Inter-process communication:
messages sent to a process with process ID P on a machine M have to be redirected to the new machine N and the new process ID Q. The machine the process migrated away from needs to keep records of migrated processes. If multiple migration occurs, the overhead increases.

Shared memory:
if one of a group of cooperating processes migrates away and all these processes use a shared memory segment, then the network must be used to emulate shared memory access. This adds complexity and slows down access to the shared memory dramatically for processes that migrated away from the machine holding the shared memory.
The phenomena that a host computer must provide services to a process that migrated away is called Residual Dependency.

In addition to the problems mentioned above, process based operating systems usually maintain a variety of tables and states for running processes. There is no simple way to retrieve all administrative information about a process in a simple sequence of copy operations. Depending on the execution of the process, tables need to be searched, copied, altered and re-established on the destination system.

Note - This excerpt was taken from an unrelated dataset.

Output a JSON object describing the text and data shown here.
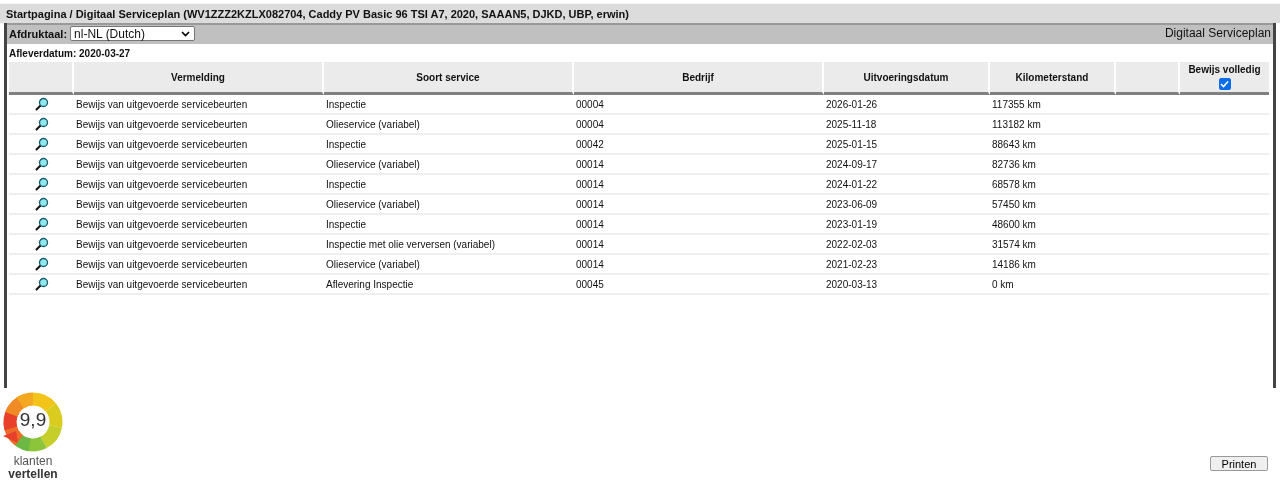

Thus, process state replication is no simple task.

Reference
http://www.klammeraffe.org/~fritsch/uni-sb/fsinfo/Papers/migrate/node4.html

==Integrated circuit design==
An alternate definition of process migration is used in integrated circuit design and engineering. Process migration or layout migration in this context is a design flow to change and shrink an existing IC layout to a new process technology node. The implementation of a process migration could be done manually by redrawing the layout feature by feature or by automatic EDA/CAD tools. In load sharing systems, a process is migrated from one node to another using a mechanism called process migration.

The concept of a process is not introduced in this report as processes are a well-known design in operating systems. Process Migration refers to the mobility of executing (or suspended) processes in a distributed computing environment. Usually, this term indicates that a process uses a network to migrate to another machine to continue its execution there. Sometimes the term is used to describe the change in execution from one processor to another processor within the same machine.